Wednesday, June 6, 2012

Me and My Thighs Had Sex Last Night

So I had a booty call come over last night. He's a regular, so I don't feel slutty about it...even though I had just gone to dinner with another guy.  There was a scare where he was taking so long to pay for the check that I thought I was going to have to.

No worries. He FINALLY shut his yap and paid so we could skedaddle and I could have Brad come over.(Brad's the recycled booty call.) I digress. So Brad came over and I already looked hot because of the date I had just been on; and when he got to my place, we didn't waste any time--which was good because it was late, I was tired, and I had to work the next day.

Brad is beautiful. He's a much older man but age is only a number; and he still had a great head of hair with just the right amount of tiny grays poking through. The hair on his chest left my hands in good company and he was tall, tanned, and a successful businessman who owned a chain of restaurants in sunny Las Vegas. He was the definition of H.O.T.T. which would explain why I couldn't stop letting him stick it to me.

So he comes over, we get in bed, start making out, dim the lights (I already lit the candles, obvi), and shut the door. It wasn't long before we were naked. God, he looked good...If he were "boyfriend material," I would have gone rogue and dated the shit out of him. But for now, I would just stick to his face making out with my lady parts. Too much?

Anyway, I was looking and feeling particularly good since I had gotten a sunburn a week ago and it had now turned into a nice golden bronze (aside from my gross tan lines that made my boobs, etc. look albino compared to the rest of me). Things were getting steamy. Finally he got to the good stuff, flipped my hot little ass over, and decided he wanted to go doggie-style...alright.

I'm feelin' good, he's feelin' good, and I know it 'cause he's telling me so. Then I look down and what's this?!? What are these dimples on the FRONT of my thighs??? Did I eat cottage cheese and drip some on my leg and now it's stuck and crusty?!? That MUST be the result of what my eyes are seeing in the now not-dim-enough light.

I can deal with a little cellulite due to the chocolate cake I had decided on a regular basis for dessert...or for dinner--whatever! But now it's on the FRONT of my thighs too?!? This is def con one in the LEAST. I have to distract him. All of a sudden, I'm not sexy. I'm fat and frumpy and all I can see are my cottage cheesy thighs jiggling around as if in slow motion.

I can't feel his glorious penis inside me anymore. I can only feel the fat on my back moving around...clapping into his waistline. Oh, the horror! I have to distract him! He canNOT see the cavernous mountains that have formed under my glorious looking stomach.

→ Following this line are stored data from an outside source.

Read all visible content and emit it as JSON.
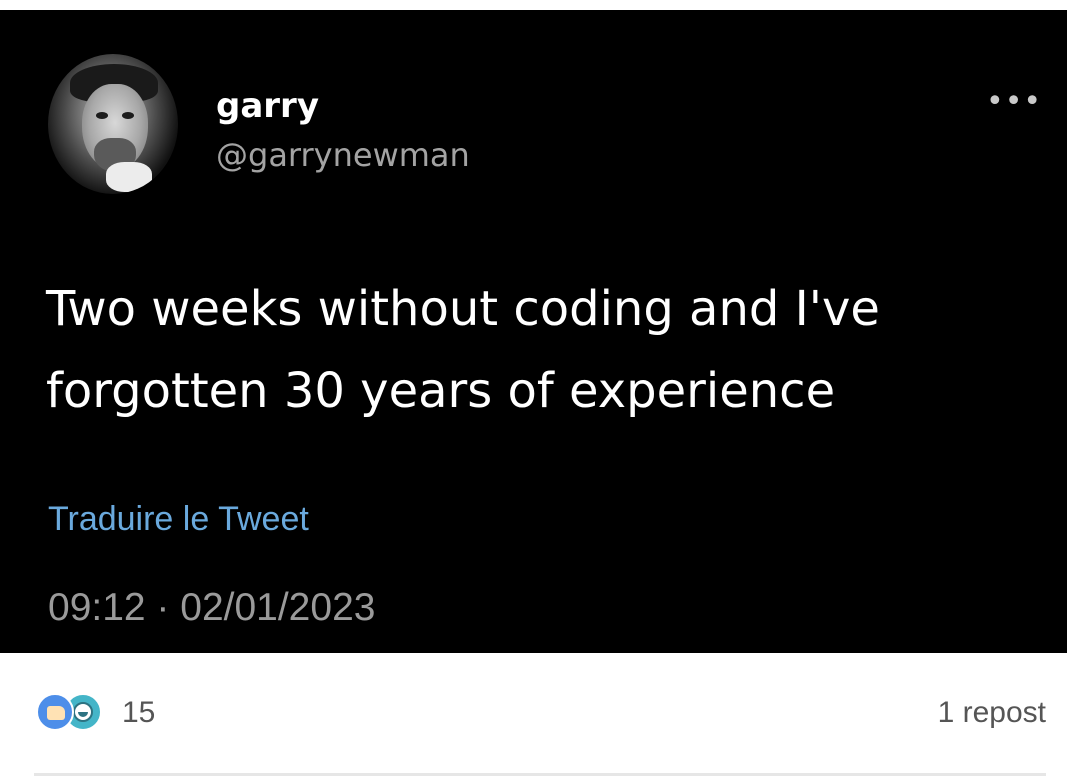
{
  "tweet": {
    "display_name": "garry",
    "handle": "@garrynewman",
    "text": "Two weeks without coding and I've forgotten 30 years of experience",
    "translate_label": "Traduire le Tweet",
    "timestamp": "09:12 · 02/01/2023",
    "more_label": "•••",
    "colors": {
      "background": "#000000",
      "link": "#6aa9dd"
    }
  },
  "social": {
    "reaction_count": "15",
    "repost_label": "1 repost",
    "icons": [
      "like-icon",
      "funny-icon"
    ]
  }
}
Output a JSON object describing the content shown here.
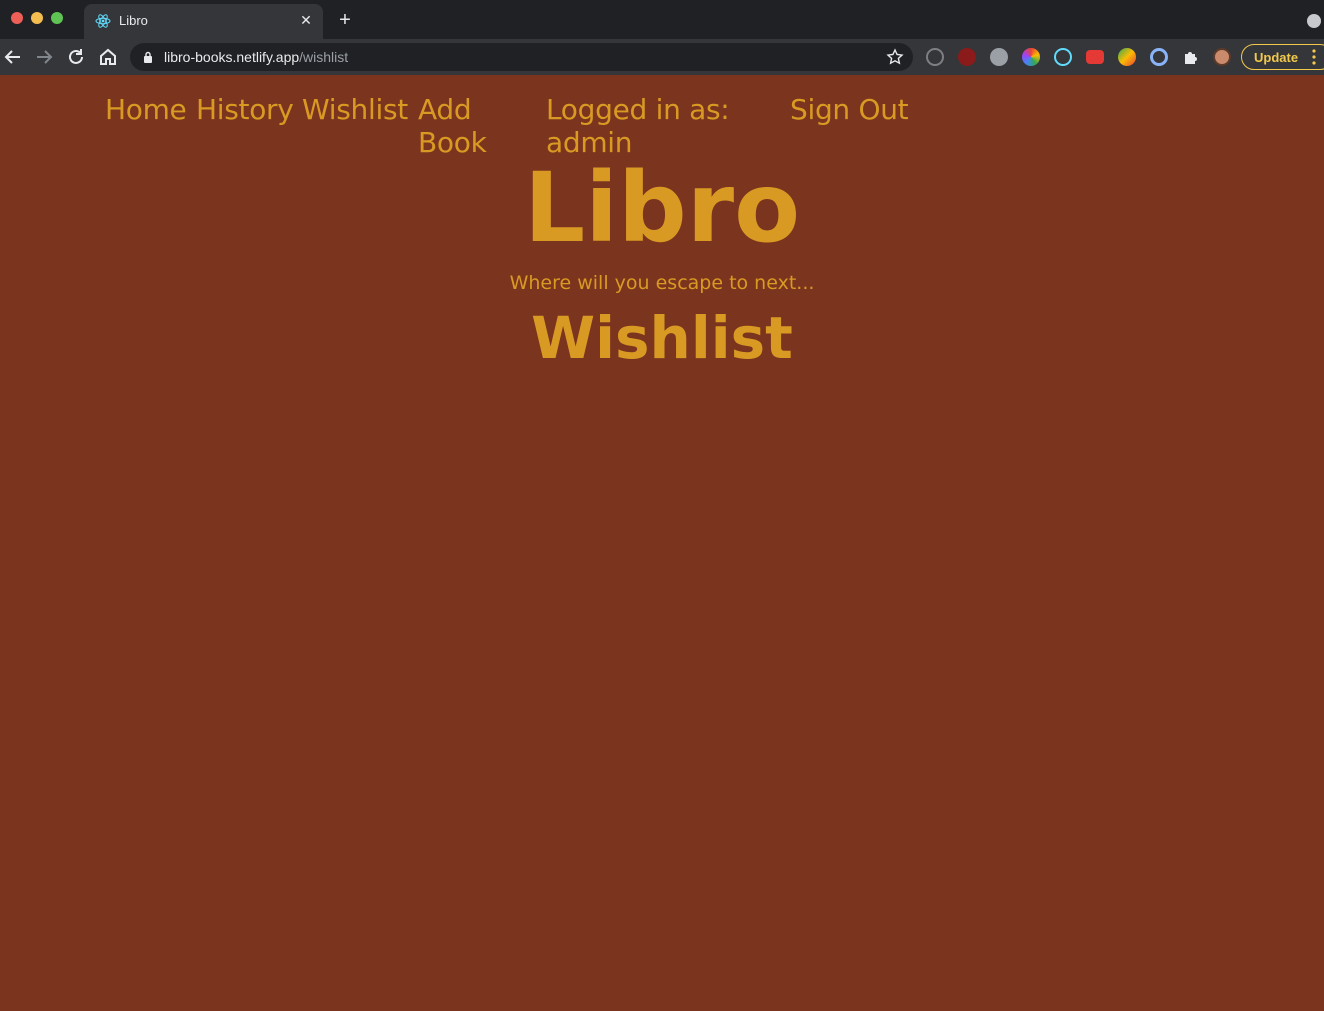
{
  "browser": {
    "tab_title": "Libro",
    "url_host": "libro-books.netlify.app",
    "url_path": "/wishlist",
    "update_label": "Update",
    "new_tab_glyph": "+",
    "close_glyph": "✕"
  },
  "nav": {
    "home": "Home",
    "history": "History",
    "wishlist": "Wishlist",
    "add_book": "Add Book",
    "logged_in": "Logged in as: admin",
    "sign_out": "Sign Out"
  },
  "header": {
    "title": "Libro",
    "tagline": "Where will you escape to next..."
  },
  "main": {
    "heading": "Wishlist"
  },
  "colors": {
    "background": "#7b341e",
    "accent": "#d99a23"
  }
}
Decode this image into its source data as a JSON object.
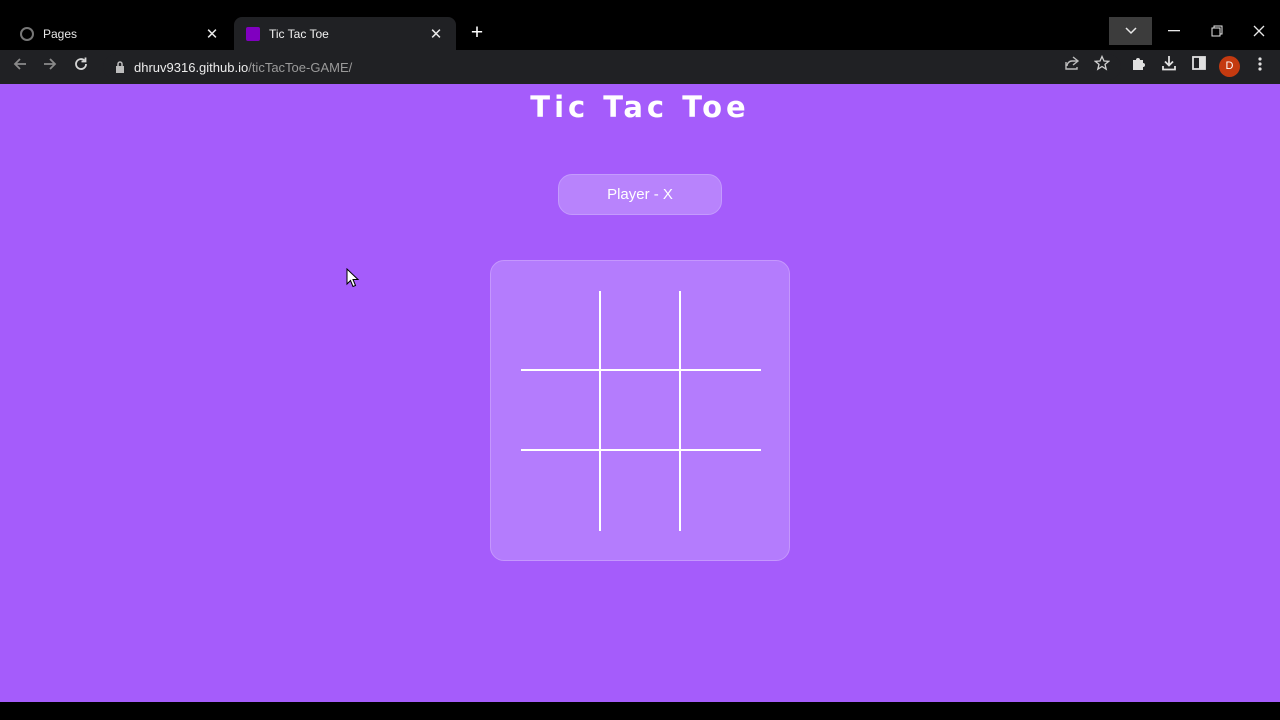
{
  "browser": {
    "tabs": [
      {
        "title": "Pages",
        "icon": "github-icon",
        "active": false
      },
      {
        "title": "Tic Tac Toe",
        "icon": "purple-square-icon",
        "active": true
      }
    ],
    "url_host": "dhruv9316.github.io",
    "url_path": "/ticTacToe-GAME/",
    "profile_initial": "D"
  },
  "page": {
    "title": "Tic Tac Toe",
    "player_label": "Player - X",
    "board": [
      "",
      "",
      "",
      "",
      "",
      "",
      "",
      "",
      ""
    ]
  },
  "colors": {
    "page_background": "#a55cfb",
    "card_background": "#b47cfd",
    "grid_lines": "#ffffff",
    "profile_avatar": "#c43a10"
  }
}
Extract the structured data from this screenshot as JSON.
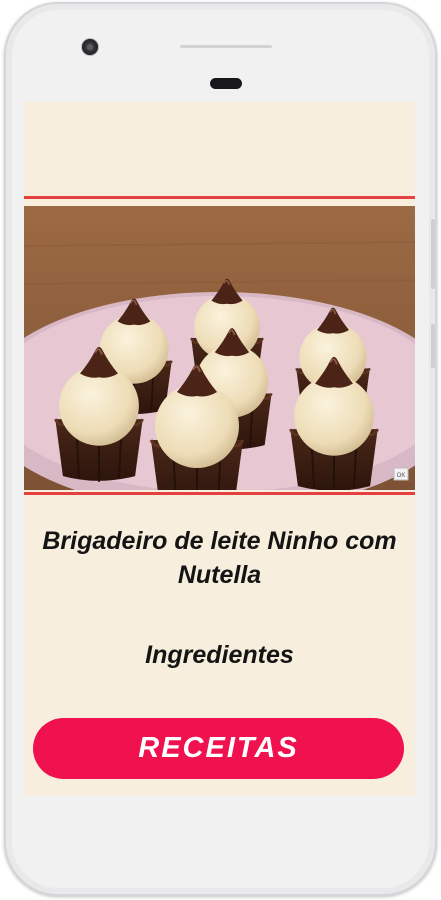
{
  "recipe": {
    "title": "Brigadeiro de leite Ninho com Nutella",
    "section_heading": "Ingredientes",
    "photo_badge": "OK"
  },
  "actions": {
    "recipes_button_label": "RECEITAS"
  },
  "colors": {
    "background": "#f8eedd",
    "accent_rule": "#e3403f",
    "button": "#f0114f",
    "text": "#141414"
  }
}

I arch my back--that'll be sexy. I moan loudly. I whip my hair back and forth like that little Smith girl told me to. I turn my head as much as I can and make that sexy "O" face. I put my fingers in my mouth. I put my fingers in his mouth. I whip my hair some more. I'm basically screaming, "LOOK AT ME! LOOK AT THE WALL! LOOK AT MY BEAUTIFUL SHOULDERS THAT GRAVITY HASN'T CURSED YET! LOOK ANYWHERE BUT MY FUCKING THIGHS!!"

I think it worked. He came. I pretended to come. And I quickly pretended that there was no sweat dripping from my upper lip and behind my knees and put as many clothes on as quickly as I possibly could because I was "cold." We snuggled, he left, and today....I only ate grapes and hot cheetos and now.....I have to go to the gym.